Federation Server Proxies

Applies To: Active Directory Federation Services (AD FS) 2.0

You can use a federation server proxy to enhance the security and performance of your Active Directory Federation Services (AD FS) 2.0 deployment. When you install the AD FS 2.0 software on a computer and configure it for the federation server proxy role, that computer functions as proxy server in a perimeter network (also known as a screened subnet) for a protected Federation Service on an internal network.

For more information about how to plan and deploy federation server proxies in your organization, see Planning Federation Server Proxy Placement (http://go.microsoft.com/fwlink/?LinkId=182439) in the AD FS 2.0 Design Guide.

Deploying a federation server proxy

To deploy a federation server proxy, you should have an existing Federation Service already installed on your corporate network. It should already be configured to have its endpoints enabled for use with a federation server proxy. After these steps are complete, you can configure a new federation server proxy using the AD FS 2.0 Federation Server Proxy Configuration Wizard or the Fsconfig.exe command-line tool.

For more information about how to deploy a new federation server proxy, see Checklist: Setting Up a Federation Server Proxy (http://go.microsoft.com/fwlink/?LinkId=182443) in the AD FS 2.0 Deployment Guide.
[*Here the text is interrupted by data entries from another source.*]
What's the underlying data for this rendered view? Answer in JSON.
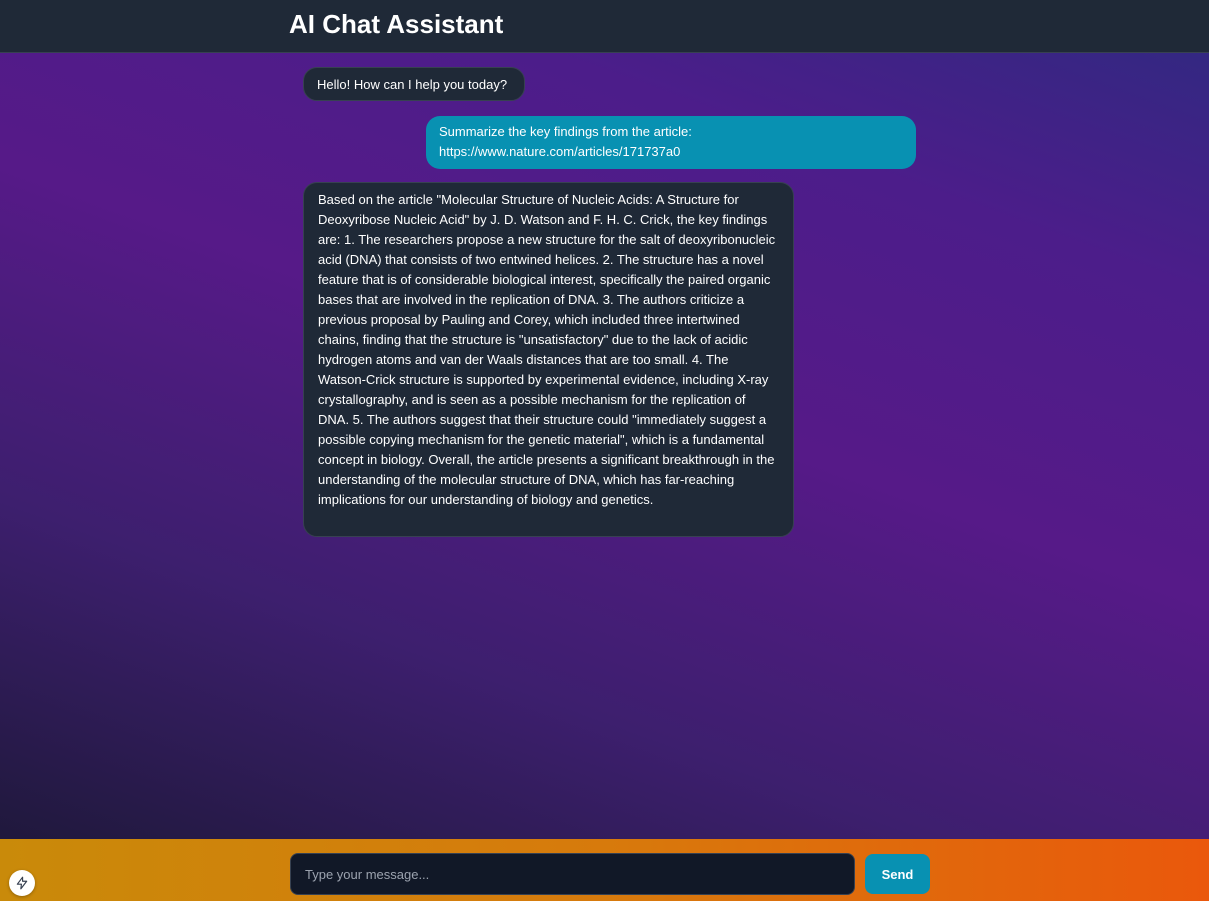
{
  "header": {
    "title": "AI Chat Assistant"
  },
  "messages": [
    {
      "role": "assistant",
      "text": "Hello! How can I help you today?"
    },
    {
      "role": "user",
      "text": "Summarize the key findings from the article: https://www.nature.com/articles/171737a0"
    },
    {
      "role": "assistant",
      "text": "Based on the article \"Molecular Structure of Nucleic Acids: A Structure for Deoxyribose Nucleic Acid\" by J. D. Watson and F. H. C. Crick, the key findings are: 1. The researchers propose a new structure for the salt of deoxyribonucleic acid (DNA) that consists of two entwined helices. 2. The structure has a novel feature that is of considerable biological interest, specifically the paired organic bases that are involved in the replication of DNA. 3. The authors criticize a previous proposal by Pauling and Corey, which included three intertwined chains, finding that the structure is \"unsatisfactory\" due to the lack of acidic hydrogen atoms and van der Waals distances that are too small. 4. The Watson-Crick structure is supported by experimental evidence, including X-ray crystallography, and is seen as a possible mechanism for the replication of DNA. 5. The authors suggest that their structure could \"immediately suggest a possible copying mechanism for the genetic material\", which is a fundamental concept in biology. Overall, the article presents a significant breakthrough in the understanding of the molecular structure of DNA, which has far-reaching implications for our understanding of biology and genetics."
    }
  ],
  "composer": {
    "input_value": "",
    "placeholder": "Type your message...",
    "send_label": "Send"
  },
  "badge": {
    "icon": "lightning-bolt-icon"
  },
  "colors": {
    "header_bg": "#1f2937",
    "assistant_bubble": "#1f2937",
    "user_bubble": "#0891b2",
    "send_button": "#0891b2",
    "input_bg": "#111827",
    "composer_gradient_start": "#c98a0a",
    "composer_gradient_end": "#ea580c",
    "background_purple": "#561a88"
  }
}
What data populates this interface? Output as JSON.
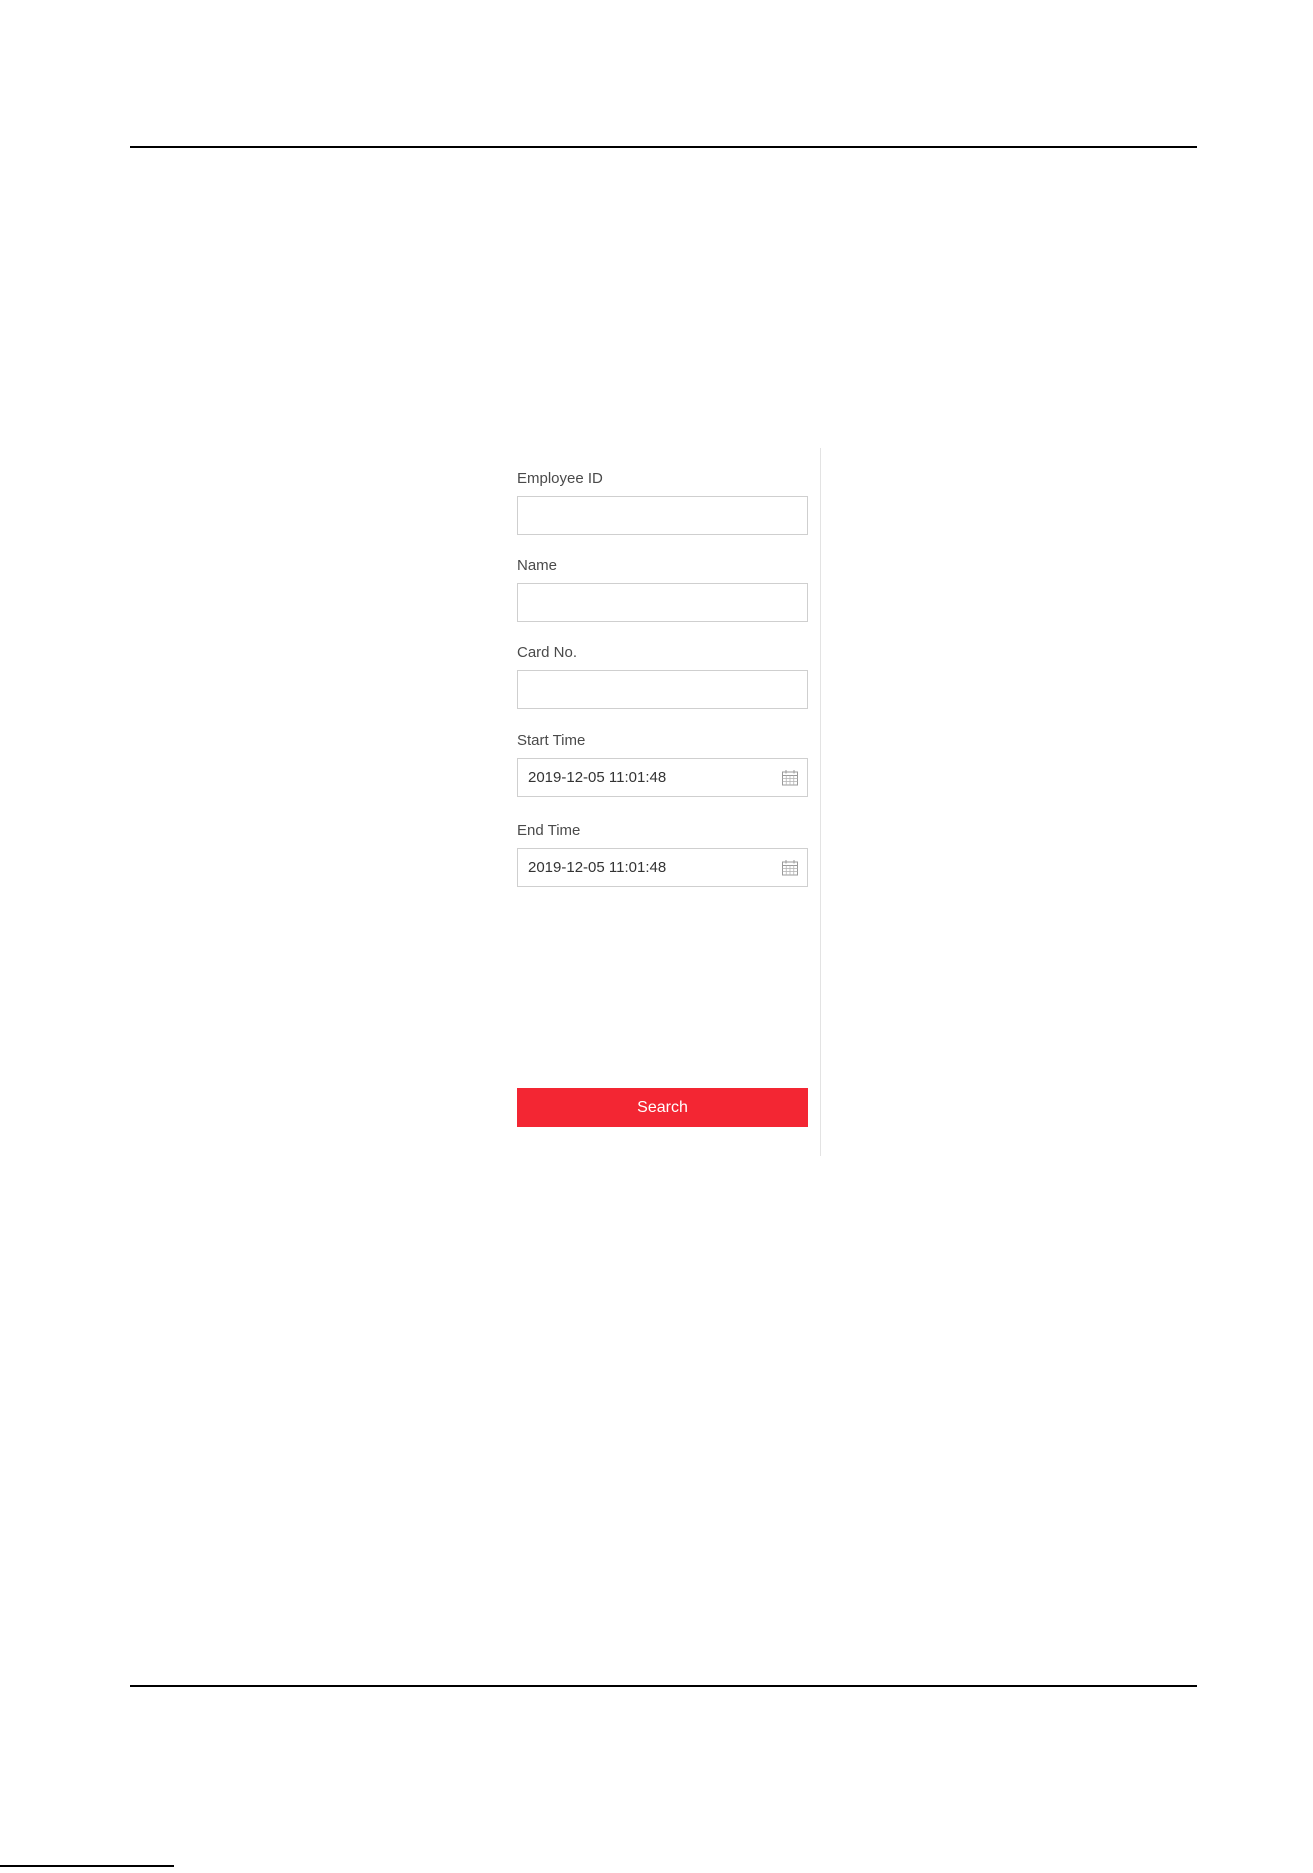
{
  "form": {
    "employee_id": {
      "label": "Employee ID",
      "value": ""
    },
    "name": {
      "label": "Name",
      "value": ""
    },
    "card_no": {
      "label": "Card No.",
      "value": ""
    },
    "start_time": {
      "label": "Start Time",
      "value": "2019-12-05 11:01:48",
      "icon": "calendar-icon"
    },
    "end_time": {
      "label": "End Time",
      "value": "2019-12-05 11:01:48",
      "icon": "calendar-icon"
    },
    "search_label": "Search"
  },
  "colors": {
    "accent": "#f32633",
    "rule": "#000000",
    "input_border": "#cfcfcf",
    "divider": "#e3e3e3"
  }
}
Requests that the federation server proxy accepts

The federation server proxy accepts the following types of client requests. It communicates with a back-end Federation Service to service the requests:

  • WS-Trust RST

  • WS-MetadataExchange (MEX)

  • WS-Federation Passive

  • SAML Web SSO

  • WS-Federation Metadata

These services are exposed over Hypertext Transfer Protocol or Secure Hypertext Transfer Protocol (HTTP/HTTPS), and client connections terminate at the proxy. Back-end requests are submitted from the proxy to the protected AD FS 2.0 over a new connection.